Design and development of an in situ synthesized layered double hydroxide structure of Fe-induced hydroxyapatite for drug carriers
Abstract
Iron (Fe)-induced hydroxyapatite (HA) layered double hydroxides (LDH) with different concentrations of Fe (FH95 and FH85) were prepared by a novel in situ coprecipitation method. For the first time, LDH is intercalated with calcium cations (CaI2+) by producing Frenkel defects. The LDH structure was precisely characterized by thermogravimetric analysis and X-ray diffraction study.

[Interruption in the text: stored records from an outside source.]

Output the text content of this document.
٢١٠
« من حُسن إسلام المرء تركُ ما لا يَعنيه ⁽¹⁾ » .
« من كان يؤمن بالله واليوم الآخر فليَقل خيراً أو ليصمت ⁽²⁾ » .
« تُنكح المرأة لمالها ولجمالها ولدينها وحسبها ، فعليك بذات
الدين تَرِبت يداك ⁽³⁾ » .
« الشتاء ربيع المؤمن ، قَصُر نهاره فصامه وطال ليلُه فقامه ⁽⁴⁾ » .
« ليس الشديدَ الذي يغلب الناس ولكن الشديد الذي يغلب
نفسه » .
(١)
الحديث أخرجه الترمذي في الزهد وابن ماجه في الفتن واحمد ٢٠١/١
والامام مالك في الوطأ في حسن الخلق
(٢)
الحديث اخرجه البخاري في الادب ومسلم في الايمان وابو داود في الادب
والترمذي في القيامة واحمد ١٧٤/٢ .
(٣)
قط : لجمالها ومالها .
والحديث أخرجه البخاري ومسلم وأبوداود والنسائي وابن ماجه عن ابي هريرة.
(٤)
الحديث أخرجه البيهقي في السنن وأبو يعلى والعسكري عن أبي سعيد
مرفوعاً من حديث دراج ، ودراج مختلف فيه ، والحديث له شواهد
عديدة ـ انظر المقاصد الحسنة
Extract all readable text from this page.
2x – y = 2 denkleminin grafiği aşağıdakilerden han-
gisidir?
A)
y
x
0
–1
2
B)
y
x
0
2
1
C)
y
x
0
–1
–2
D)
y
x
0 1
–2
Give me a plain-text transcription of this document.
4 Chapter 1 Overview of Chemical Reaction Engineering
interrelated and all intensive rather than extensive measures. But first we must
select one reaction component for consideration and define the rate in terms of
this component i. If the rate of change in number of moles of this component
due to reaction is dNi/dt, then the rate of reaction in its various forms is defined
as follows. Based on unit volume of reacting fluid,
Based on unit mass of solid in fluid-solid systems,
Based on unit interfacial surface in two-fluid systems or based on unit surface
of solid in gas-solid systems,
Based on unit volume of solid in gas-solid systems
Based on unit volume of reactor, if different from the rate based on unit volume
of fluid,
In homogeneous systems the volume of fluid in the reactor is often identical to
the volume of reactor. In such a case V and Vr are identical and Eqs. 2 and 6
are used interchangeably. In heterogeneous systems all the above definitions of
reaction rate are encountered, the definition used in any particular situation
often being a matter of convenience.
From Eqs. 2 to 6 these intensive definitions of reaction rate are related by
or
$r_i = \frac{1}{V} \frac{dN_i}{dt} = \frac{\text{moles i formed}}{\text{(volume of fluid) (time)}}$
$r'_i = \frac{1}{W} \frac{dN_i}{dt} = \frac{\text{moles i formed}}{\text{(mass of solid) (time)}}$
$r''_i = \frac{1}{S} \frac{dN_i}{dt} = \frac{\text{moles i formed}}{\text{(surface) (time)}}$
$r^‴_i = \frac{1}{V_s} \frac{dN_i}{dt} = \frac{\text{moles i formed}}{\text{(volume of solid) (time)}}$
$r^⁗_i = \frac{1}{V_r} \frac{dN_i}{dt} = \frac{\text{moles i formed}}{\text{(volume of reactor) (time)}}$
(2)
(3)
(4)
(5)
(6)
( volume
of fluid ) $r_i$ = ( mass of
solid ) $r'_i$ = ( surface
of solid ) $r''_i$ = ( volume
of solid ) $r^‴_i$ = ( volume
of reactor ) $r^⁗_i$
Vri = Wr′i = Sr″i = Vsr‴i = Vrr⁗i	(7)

The exfoliation in the basal planes was also confirmed by high resolution transmission electron microscopy. Hydrophilicity and change in mass in vitro swelling in phosphate buffered saline (PBS) medium were characterized to check the wettability of the pellet samples in aqueous media. The morphological and elemental study of the carriers was done before and after aceclofenac (AF) drug loading by a field emission electron microscope. Interactions of AF with LDH drug carriers (FH85 and FH95) were studied by Fourier transforms infrared spectroscopy. The AF drug-release mechanism of these novel LDH carriers was diffusion. The AF drug loading efficiency and releasing criteria were found to be better in FH95 than the carrier FH85. The FH95 LDH carrier can store the AF drug and can release the drug in a controlled manner in aqueous medium of PBS under simulated body conditions. Furthermore, the newly developed LDH material is highly biocompatible as well as a potential drug carrier. Therefore, the developed LDH drug carrier could be a potential drug scavenger for non-steroidal anti-inflammatory drugs such as AF.